The presence of agile software development brought some ideals to software development methodology, maybe that’s why it did not take long before it gained wide acceptance. The manifesto of agile adapted to software development life cycle (SDLC) can as well improve the security status of applications which currently serves as the most exploited threat vector across the globe and reported by Symantec to have increased by 30 percent this year (web applications).

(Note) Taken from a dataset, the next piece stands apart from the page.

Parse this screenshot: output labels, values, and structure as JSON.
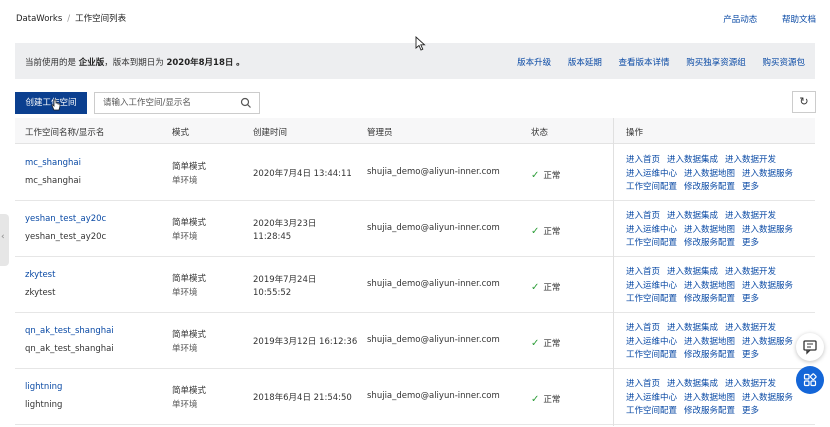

From experience, the “agility” of software development process increases vulnerability of software. Adapting the Agile development process manifesto to improve software security will boost applications security. Agile manifesto as found applicable to software security is described below:
Agile promises to value individuals and interactions over processes or tools. This concept is great for business relationship between software vendors and their clients. Adapting agile to software security, individuals, for instance, users and interactions with the system should be discussed as part of the security requirements and well measured to decide the risk appetite of the organization. While processes and tools are important, individuals and interactions eventually decide the efficacy of the security.
Agile promises working software over comprehensive documentation. The details of what makes how a software works is not as important as if the software works. However, the fact that software is working does not make it secure neither does it guarantee its quality. So, for agile security, we prefer working security over comprehensive documentation. Simply should be risk-based and not tick-the-box security.
Agile promises customer collaboration over contract negotiation. In order to improve the security of SDLC, customers and good understanding of business objectives is imperative over negotiations and deliberations. It is in understanding of the customers and their business that facilitates business collaboration and hence collaboration for secure software.
Agile promises responding to change over following a plan. Change is constant and growth is change in itself, which is another reason why continuous monitoring is imperative in agile security. Threat analyzed through modelling and risk defined software security is a more decent approach and when a change is made agile security requires that it’s security is responsive, that is, re-calibrated to reduce the risk posture of the organization.
However, as discussed in the agile manifesto it is not a bad idea to follow plans, negotiate contract, document comprehensively or rely on process and tools. It is more expedient to follow the left-side options. While we deliver software with agile process, we can adopt agile security concept for a brilliant, better and secure application.